Zum Schluss möchten wir von Ihnen wissen, Herr Zech, welche Motivation Sie mit der Weiterbildung „Kunst als Dialogprinzip – Freies künstlerisches Handeln in der Heilpädagogik“ verbinden und natürlich, was die Teilnehmenden bei Ihnen und mit Ihnen lernen können?

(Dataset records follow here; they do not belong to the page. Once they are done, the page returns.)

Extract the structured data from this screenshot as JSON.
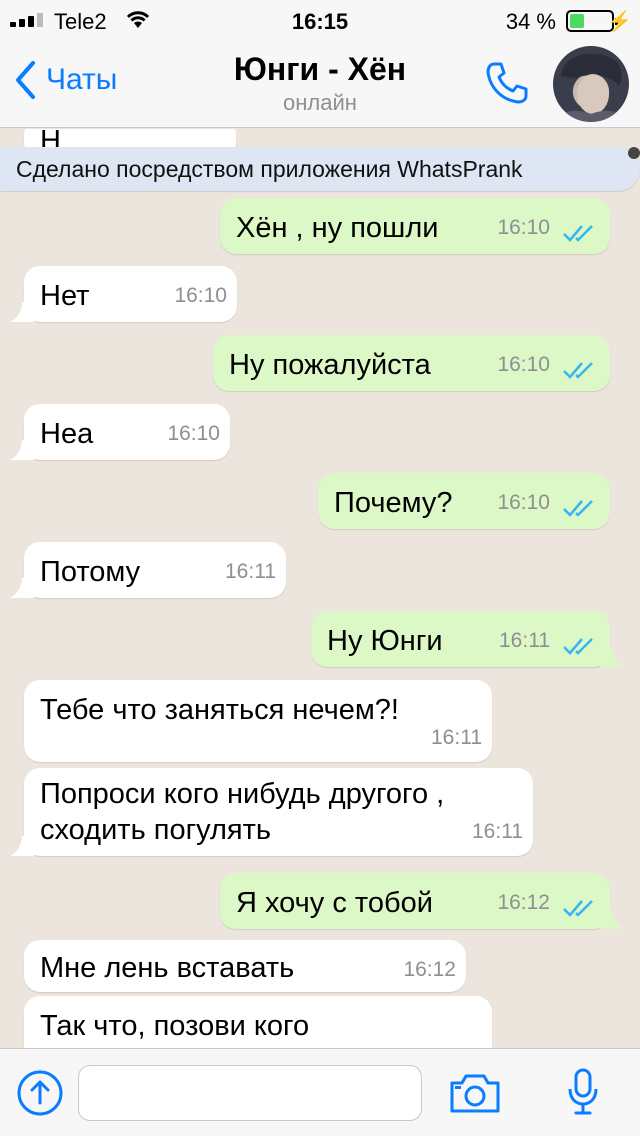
{
  "status_bar": {
    "carrier": "Tele2",
    "time": "16:15",
    "battery_percent": "34 %",
    "battery_level": 0.34
  },
  "header": {
    "back_label": "Чаты",
    "contact_name": "Юнги - Хён",
    "contact_status": "онлайн"
  },
  "banner": "Сделано посредством приложения WhatsPrank",
  "partial_top": "Н",
  "messages": [
    {
      "dir": "out",
      "text": "Хён , ну пошли",
      "time": "16:10"
    },
    {
      "dir": "in",
      "text": "Нет",
      "time": "16:10"
    },
    {
      "dir": "out",
      "text": "Ну пожалуйста",
      "time": "16:10"
    },
    {
      "dir": "in",
      "text": "Неа",
      "time": "16:10"
    },
    {
      "dir": "out",
      "text": "Почему?",
      "time": "16:10"
    },
    {
      "dir": "in",
      "text": "Потому",
      "time": "16:11"
    },
    {
      "dir": "out",
      "text": "Ну Юнги",
      "time": "16:11"
    },
    {
      "dir": "in",
      "text": "Тебе что заняться нечем?!",
      "time": "16:11"
    },
    {
      "dir": "in",
      "text_line1": "Попроси кого нибудь другого ,",
      "text_line2": "сходить погулять",
      "time": "16:11"
    },
    {
      "dir": "out",
      "text": "Я хочу с тобой",
      "time": "16:12"
    },
    {
      "dir": "in",
      "text": "Мне лень вставать",
      "time": "16:12"
    },
    {
      "dir": "in",
      "text": "Так что, позови кого",
      "time": ""
    }
  ],
  "input": {
    "placeholder": ""
  },
  "colors": {
    "accent": "#0A7CFF",
    "outgoing": "#DCF8C6",
    "incoming": "#FFFFFF",
    "chat_bg": "#ECE5DD",
    "ticks": "#34B7F1"
  },
  "icons": [
    "back-chevron-icon",
    "phone-icon",
    "upload-icon",
    "camera-icon",
    "microphone-icon",
    "double-check-icon"
  ]
}
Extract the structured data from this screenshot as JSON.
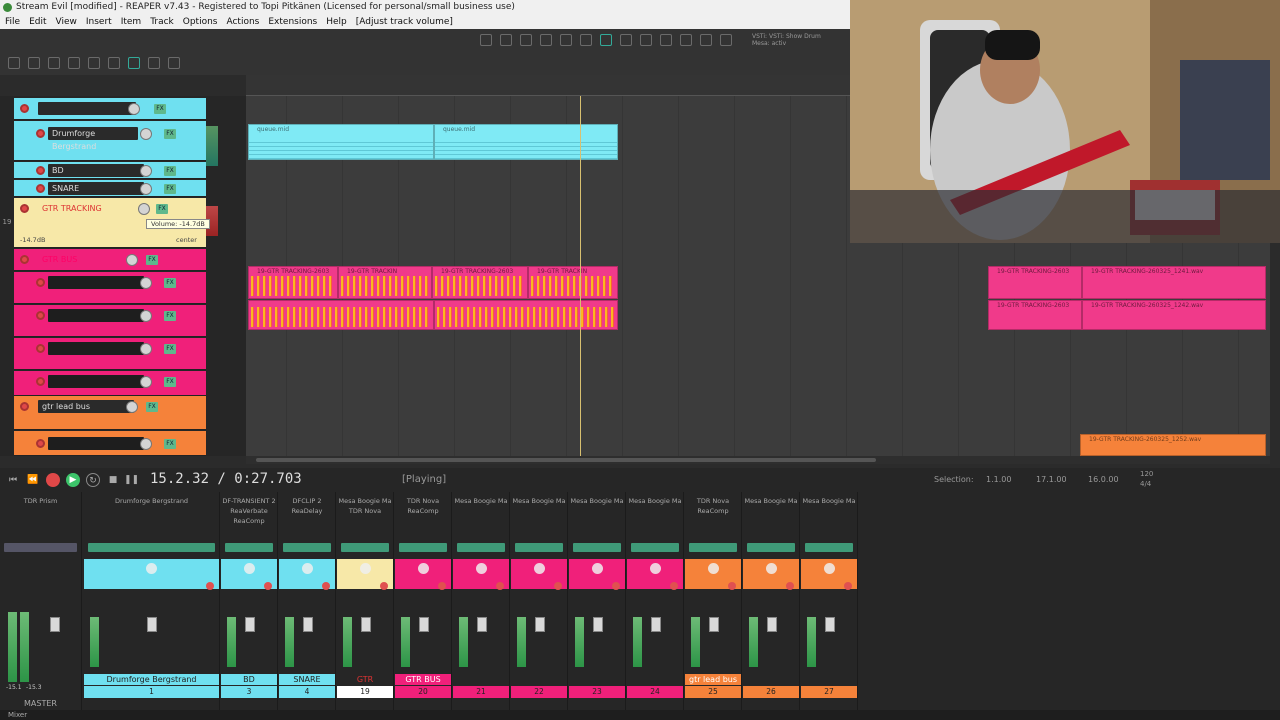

Motiv für die Mitgestaltung dieser Weiterbildung ist natürlich die, mein erworbenes Wissen und meine Erfahrungen an interessierte Menschen weiterzugeben. Ich möchte Mut machen, neue Wege und Möglichkeiten durch und mit der Kunst zu suchen und zu entdecken. Dabei bekommt das Dialogprinzip eine zentrale Bedeutung, d. h. aus dieser Begegnung können sich wieder völlig neue Ansätze entwickeln – auch für mich. Wir werden natürlich über methodisch-didaktisches Vorgehen sprechen, über die Anwendung verschiedener künstlerischer Materialien und über die Entwicklung von Ausstellungsmodellen. Das Wesentliche aber wird sein, sich auf etwas Neues einzulassen. Die gemeinsame Arbeit an einem Bild, einer Collage, einem Szenario etc. Sie hat die Form eines dialogischen Prozesses, eines Austausches, einer Gratwanderung zwischen dem Eigenen und dem Fremden. Was in dieser Weiterbildung entstehen soll, ist nicht einfach eine Vermengung aus zweierlei. Es soll vielmehr aus der Empfindsamkeit des Dialoges ein Drittes, ein neuer Raum entstehen, in dem es um Wahrnehmung und Ausdruck geht. Der künstlerische Raum ist einer jenseits von Diagnosen wie gesund oder krank, normal, abnormal oder ausgefallen. Ein künstlerisch tätiger Mensch ist per se ein Handelnder jenseits der Definitionen Betreuter/Betreuer, Lehrer/Schüler, Gesunder/Behinderter.

Die EAH bedankt sich ganz herzlich und freut sich auf und über die Zusammenarbeit!